私が言うと、彼はサングラスを外して、海を見つめたまま小さく頷いた。

「……そうだな。普段はスタジオか家か……お前も会社と家の往復だもんな」

彼は私の肩に頭を預けてきた。
重みと共に、甘えるような吐息がかかる。

「……ここなら、誰にも邪魔されねぇし。
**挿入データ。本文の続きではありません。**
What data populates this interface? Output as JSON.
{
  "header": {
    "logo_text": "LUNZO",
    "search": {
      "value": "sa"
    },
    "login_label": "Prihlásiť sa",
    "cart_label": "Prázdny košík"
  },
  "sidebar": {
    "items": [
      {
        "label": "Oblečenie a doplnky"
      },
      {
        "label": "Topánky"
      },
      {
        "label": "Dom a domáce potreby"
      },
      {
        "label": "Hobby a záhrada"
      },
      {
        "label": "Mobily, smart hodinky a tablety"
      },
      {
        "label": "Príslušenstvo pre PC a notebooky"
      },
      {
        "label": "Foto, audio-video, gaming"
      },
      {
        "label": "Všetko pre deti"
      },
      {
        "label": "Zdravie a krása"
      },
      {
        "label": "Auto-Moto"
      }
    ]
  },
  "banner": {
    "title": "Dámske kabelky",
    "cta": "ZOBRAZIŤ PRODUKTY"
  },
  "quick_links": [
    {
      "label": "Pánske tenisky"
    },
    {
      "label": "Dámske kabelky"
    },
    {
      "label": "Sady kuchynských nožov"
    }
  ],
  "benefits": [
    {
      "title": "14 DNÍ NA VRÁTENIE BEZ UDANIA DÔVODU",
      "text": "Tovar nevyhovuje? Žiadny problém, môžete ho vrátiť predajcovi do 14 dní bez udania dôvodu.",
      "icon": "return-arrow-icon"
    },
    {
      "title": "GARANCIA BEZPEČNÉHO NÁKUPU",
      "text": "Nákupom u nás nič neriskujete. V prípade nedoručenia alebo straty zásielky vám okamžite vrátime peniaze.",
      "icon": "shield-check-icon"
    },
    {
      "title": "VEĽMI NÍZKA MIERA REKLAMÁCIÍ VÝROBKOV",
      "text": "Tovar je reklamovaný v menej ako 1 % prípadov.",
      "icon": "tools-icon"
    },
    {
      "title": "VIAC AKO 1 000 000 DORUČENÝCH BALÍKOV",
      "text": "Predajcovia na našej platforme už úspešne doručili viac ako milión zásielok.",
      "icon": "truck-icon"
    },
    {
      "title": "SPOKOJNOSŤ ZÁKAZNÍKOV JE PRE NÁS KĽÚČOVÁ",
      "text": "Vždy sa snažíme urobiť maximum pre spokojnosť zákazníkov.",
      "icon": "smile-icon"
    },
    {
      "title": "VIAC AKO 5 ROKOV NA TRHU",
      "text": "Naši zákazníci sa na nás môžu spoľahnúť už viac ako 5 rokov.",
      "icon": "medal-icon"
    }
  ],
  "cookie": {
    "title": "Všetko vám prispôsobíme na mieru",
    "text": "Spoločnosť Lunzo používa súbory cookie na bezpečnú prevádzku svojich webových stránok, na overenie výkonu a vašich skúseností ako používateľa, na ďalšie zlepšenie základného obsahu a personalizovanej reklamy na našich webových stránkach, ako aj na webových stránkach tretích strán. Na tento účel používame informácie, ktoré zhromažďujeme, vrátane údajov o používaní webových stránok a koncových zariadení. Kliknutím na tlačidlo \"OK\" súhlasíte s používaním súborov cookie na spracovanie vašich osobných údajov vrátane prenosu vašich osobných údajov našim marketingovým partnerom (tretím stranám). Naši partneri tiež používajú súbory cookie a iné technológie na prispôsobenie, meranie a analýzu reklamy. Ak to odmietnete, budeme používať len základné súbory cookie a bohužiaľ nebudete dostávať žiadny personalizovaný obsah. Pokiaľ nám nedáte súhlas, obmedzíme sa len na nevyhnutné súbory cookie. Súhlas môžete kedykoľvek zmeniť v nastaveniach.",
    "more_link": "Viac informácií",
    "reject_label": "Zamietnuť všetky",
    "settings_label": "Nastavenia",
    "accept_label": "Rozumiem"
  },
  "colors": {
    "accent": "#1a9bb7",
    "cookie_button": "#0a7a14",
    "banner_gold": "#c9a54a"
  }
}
俺だけの凪を堪能できる」

「ふふ、なにそれ」

彼は私の手をブランケットの中で弄びながら、海風に吹かれる髪を指で梳いた。

波の音と、彼の鼓動の音が重なる。

ただ寄り添って、同じ景色を見ているだけ。
それなのに、どんな高級なデートよりも満たされている気がした。

「……なぁ、凪」

「んー?」

「……止まんねぇかな、時間」

「え?」

ボソリと呟かれた言葉に、私は驚いて彼を見た。
彼は海を見つめたまま、少し寂しそうに、でも優しい目で笑っていた。

「……もう少しだけ、このままでいてぇ」

彼はそう言うと、私の手をぎゅっと握りしめた。
その手のひらから、言葉にできないほどの愛しさと、ほんの少しの切なさが伝わってくる。

「……うん、そうだね」

私も彼の肩に頭を預け、その手を握り返した。

言葉はいらなかった。
同じ温度を感じているだけで、私たちは繋がっていられる。


「……そろそろ行くか。ここからが本番だぞ」

彼がニヤリと笑う。

その笑顔は、いつもの少年のような無邪気さと、大人の男の色気が混ざり合っていて、私はまたしても心臓を撃ち抜かれた。

この完璧なデートの先に、さらに大きなサプライズが待っているなんて、今の私はまだ知る由もなかった。